Storage First Design
What is Storage First Design?
Storage-first is a method of ensuring resilience and scalability in a system. Its a way to ensure a system never loses data, and can always recover from failure. It’s a way to make sure that your system can handle any amount of data, and give itself breathing room to scale up when needed.
It sounds like a pretty basic idea, but its actually a really powerful way to design systems. By making sure that your system is designed around storage, you can ensure that it can handle any amount of data, and that it can recover from failure without losing anything. It changes a few common approaches to the way a system works, but in such a small way its often overlooked. It can be the difference between a system that can handle a few hundred users, and one that can handle millions.
Storage vs Process First
Lets think about a theoretical system with and without storage first.
The system is a payment step in an ecommerce system. At the point this service is invoked, the user has already added items to their cart, and is ready to check out. The system is responsible for taking the payment details, processing the payment, and then returning a response to the user.
Process First Design
In a Process-First approach, we make one call to our back-end and attempt to get a reponse to our user.
The browser makes an HTTP POST request to /process-payment. The service takes the payment details, processes the payment, and then returns a response to the user. If the payment is successful, it returns a success response. If the payment fails, it returns a failure response.
The problem is we dont own the actual card processing step. We have to call out to a third party service to process the payment. If that service is down, or if there is a network issue, then our service will fail. The user will get an error message, and they will have to try again later. We might even lose the payment details if we dont have a way to store them.
Storage-First Design
With storage first design, we would do this in two steps. The browser makes an HTTP POST request to /process-payment. The service takes the payment details, and stores them in a database. It then returns a 202 (Accepted) response with a unique ID for the payment. Ideally the unique ID is generated as some kind of hash of the transaction details. This makes idempotency much easier. If an additional request comes in and has the same hash, we can just return the same response without having to worry about duplicate payments.
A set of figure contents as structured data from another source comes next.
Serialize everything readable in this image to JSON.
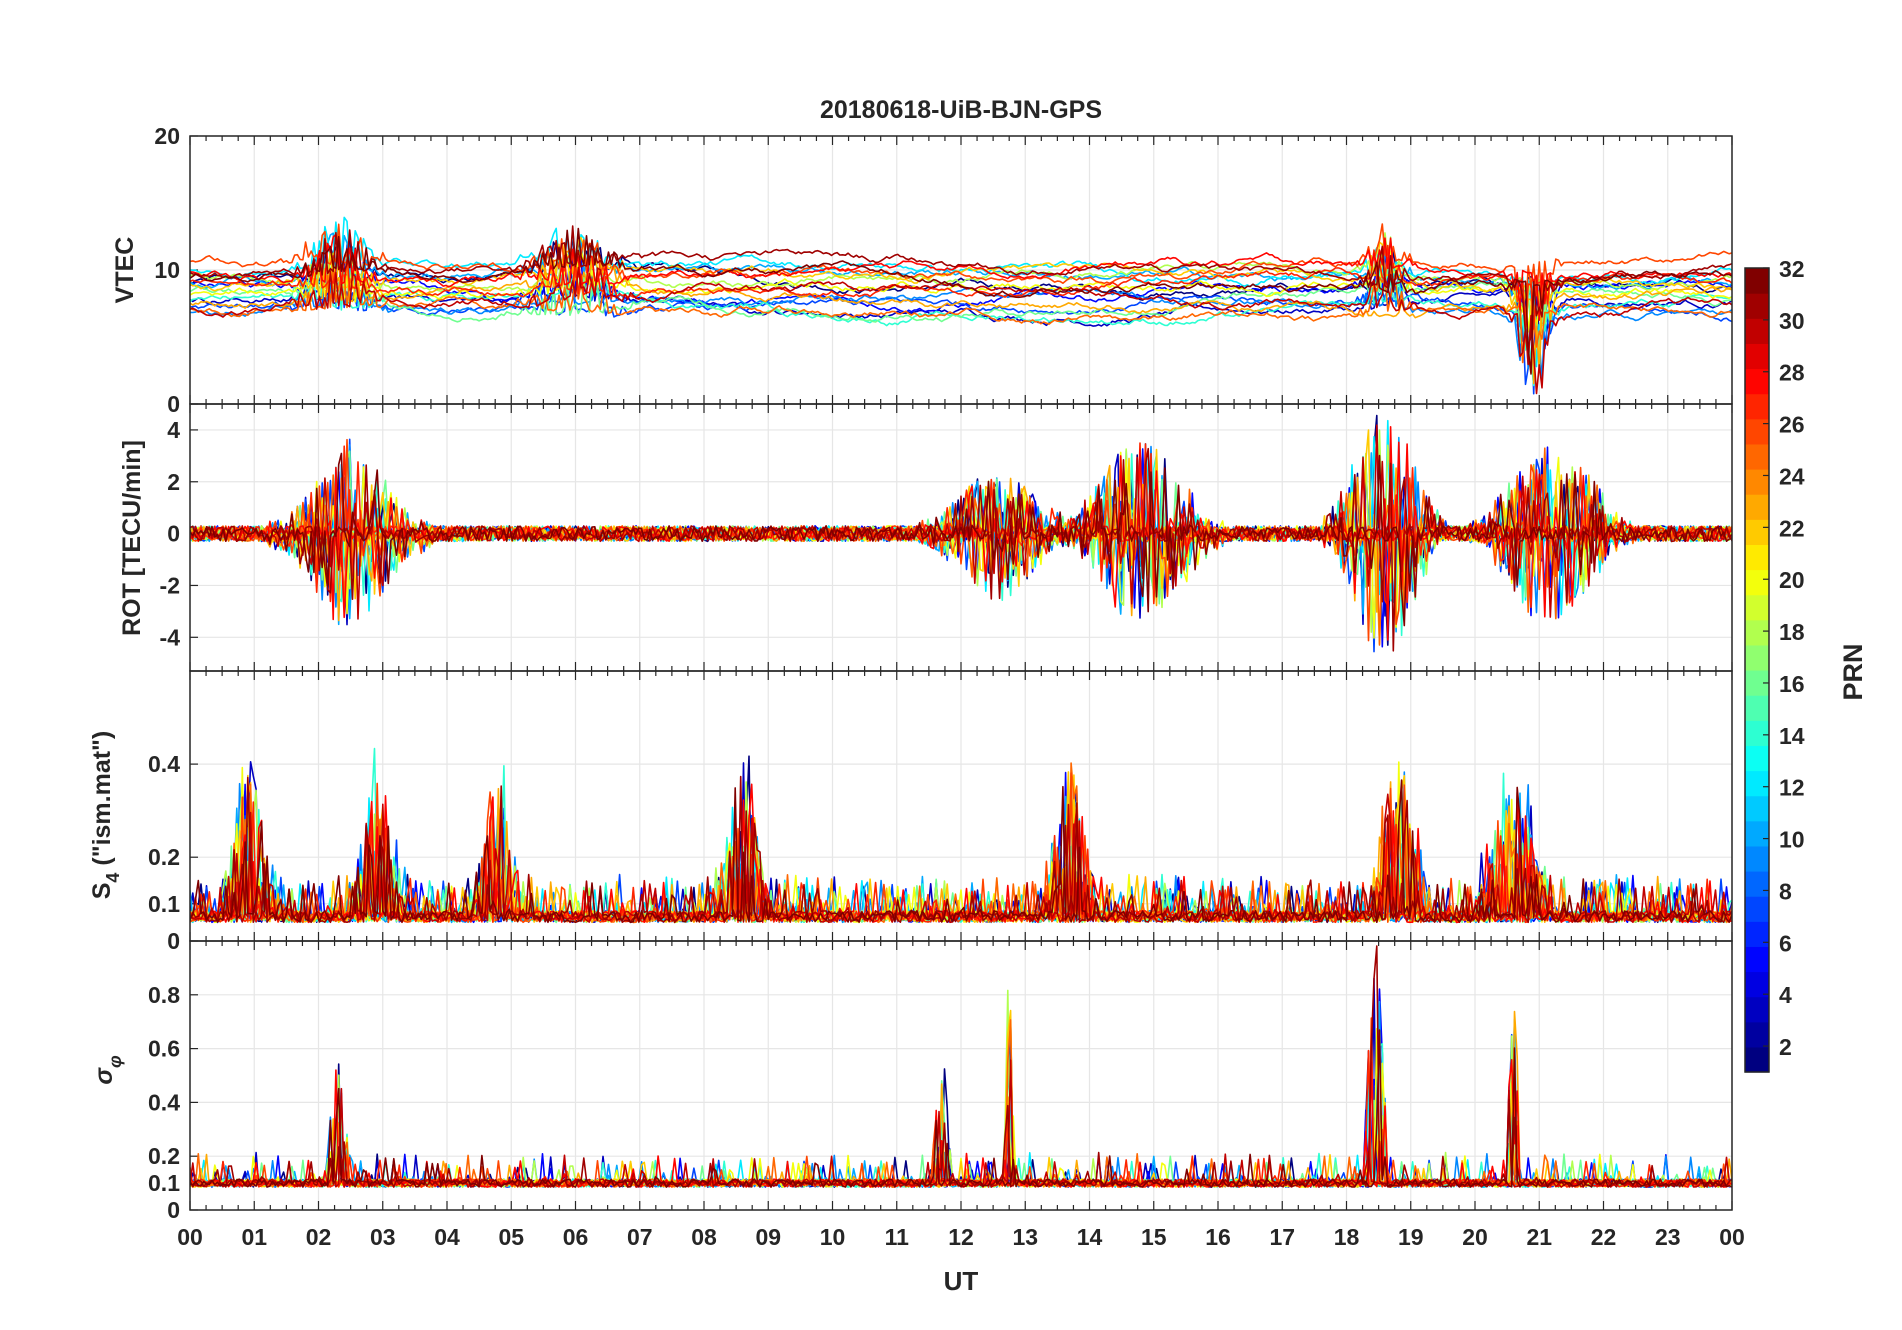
{
  "chart_data": {
    "type": "line",
    "title": "20180618-UiB-BJN-GPS",
    "xlabel": "UT",
    "x_ticks": [
      "00",
      "01",
      "02",
      "03",
      "04",
      "05",
      "06",
      "07",
      "08",
      "09",
      "10",
      "11",
      "12",
      "13",
      "14",
      "15",
      "16",
      "17",
      "18",
      "19",
      "20",
      "21",
      "22",
      "23",
      "00"
    ],
    "x_range_hours": [
      0,
      24
    ],
    "colorbar": {
      "label": "PRN",
      "range": [
        1,
        32
      ],
      "ticks": [
        "2",
        "4",
        "6",
        "8",
        "10",
        "12",
        "14",
        "16",
        "18",
        "20",
        "22",
        "24",
        "26",
        "28",
        "30",
        "32"
      ],
      "colormap": "jet"
    },
    "panels": [
      {
        "id": "vtec",
        "ylabel": "VTEC",
        "ylim": [
          0,
          20
        ],
        "y_ticks": [
          0,
          10,
          20
        ],
        "y_tick_labels": [
          "0",
          "10",
          "20"
        ],
        "baseline": 8.5,
        "spread": 1.6,
        "events": [
          {
            "t": 2.3,
            "amp": 3.5,
            "width": 0.5
          },
          {
            "t": 6.0,
            "amp": 3.0,
            "width": 0.6
          },
          {
            "t": 18.6,
            "amp": 3.0,
            "width": 0.3
          },
          {
            "t": 20.9,
            "amp": -7.0,
            "width": 0.25
          }
        ]
      },
      {
        "id": "rot",
        "ylabel": "ROT [TECU/min]",
        "ylim": [
          -5.3,
          5.0
        ],
        "y_ticks": [
          -4,
          -2,
          0,
          2,
          4
        ],
        "y_tick_labels": [
          "-4",
          "-2",
          "0",
          "2",
          "4"
        ],
        "baseline": 0,
        "spread": 0.2,
        "events": [
          {
            "t": 2.5,
            "amp": 3.4,
            "width": 0.8
          },
          {
            "t": 12.6,
            "amp": 2.5,
            "width": 0.8
          },
          {
            "t": 14.8,
            "amp": 3.6,
            "width": 0.8
          },
          {
            "t": 18.6,
            "amp": 5.0,
            "width": 0.6
          },
          {
            "t": 21.2,
            "amp": 3.5,
            "width": 0.8
          }
        ]
      },
      {
        "id": "s4",
        "ylabel": "S4 (\"ism.mat\")",
        "ylabel_main": "S",
        "ylabel_sub": "4",
        "ylabel_rest": " (\"ism.mat\")",
        "ylim": [
          0.02,
          0.6
        ],
        "y_ticks": [
          0.02,
          0.1,
          0.2,
          0.4
        ],
        "y_tick_labels": [
          "0",
          "0.1",
          "0.2",
          "0.4"
        ],
        "baseline": 0.06,
        "spread": 0.02,
        "events": [
          {
            "t": 0.9,
            "amp": 0.35,
            "width": 0.3
          },
          {
            "t": 2.9,
            "amp": 0.3,
            "width": 0.3
          },
          {
            "t": 4.8,
            "amp": 0.28,
            "width": 0.3
          },
          {
            "t": 8.6,
            "amp": 0.33,
            "width": 0.3
          },
          {
            "t": 13.7,
            "amp": 0.33,
            "width": 0.3
          },
          {
            "t": 18.8,
            "amp": 0.35,
            "width": 0.3
          },
          {
            "t": 20.6,
            "amp": 0.3,
            "width": 0.4
          }
        ]
      },
      {
        "id": "sigphi",
        "ylabel": "σφ",
        "ylabel_main": "σ",
        "ylabel_sub": "φ",
        "ylim": [
          0,
          1.0
        ],
        "y_ticks": [
          0,
          0.1,
          0.2,
          0.4,
          0.6,
          0.8
        ],
        "y_tick_labels": [
          "0",
          "0.1",
          "0.2",
          "0.4",
          "0.6",
          "0.8"
        ],
        "baseline": 0.1,
        "spread": 0.015,
        "events": [
          {
            "t": 2.3,
            "amp": 0.45,
            "width": 0.15
          },
          {
            "t": 11.7,
            "amp": 0.5,
            "width": 0.12
          },
          {
            "t": 12.75,
            "amp": 0.9,
            "width": 0.06
          },
          {
            "t": 18.45,
            "amp": 0.9,
            "width": 0.15
          },
          {
            "t": 20.6,
            "amp": 0.8,
            "width": 0.08
          }
        ]
      }
    ],
    "series_prn": [
      1,
      3,
      5,
      7,
      9,
      10,
      12,
      14,
      16,
      18,
      20,
      22,
      23,
      25,
      26,
      27,
      28,
      30,
      31,
      32
    ]
  },
  "colors": {
    "axis": "#262626",
    "grid": "#e6e6e6",
    "background": "#ffffff"
  }
}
Then we have a separate process that runs in the background, and takes the payment details from the database, and processes the payment. If the payment is successful, it updates the database with the success status. If the payment fails, it updates the database with the failure status.
The user can then check the status of their payment by making a GET request to /payment-status/{id}. We can have any number of statuses depending on the actual process, but the user will see essentially “Pending”, “Success” or “Failed”. If the user gets a “Pending” response, they can check back later to see if the payment was successful or not. If the user gets a “Failed” response, they can try again without having to worry about duplicate payments.
On the back end we can have a scalable process that takes not-started payments from the database, and processes them. If the payment processor is down, or if there is a network issue, then the payment will just stay in the database until it can be processed. We can also have a retry mechanism in place to handle transient failures. If our whole system crashes, we can just restart it, and it will pick up where it left off without losing any data.
The only additional complexity is that we now have a separate process that runs in the background to process the payments, and the front end needs to poll for the status of the payment. Neither of these are complicated or novel so not something any team should have any concerns implementing.
Conclusion
Storage-First design is a powerful way to design systems that can handle any amount of process requests, and can recover from failure without losing any data. By making sure that your system is designed around storage, you can ensure that it can recover from failure, both ours and someone elses. Its easy to implement, and can be the difference between a system that can handle a few hundred users, and one that can handle millions. Its a simple change to the way we design our systems, but it can have a huge impact on the resilience and scalability of our systems.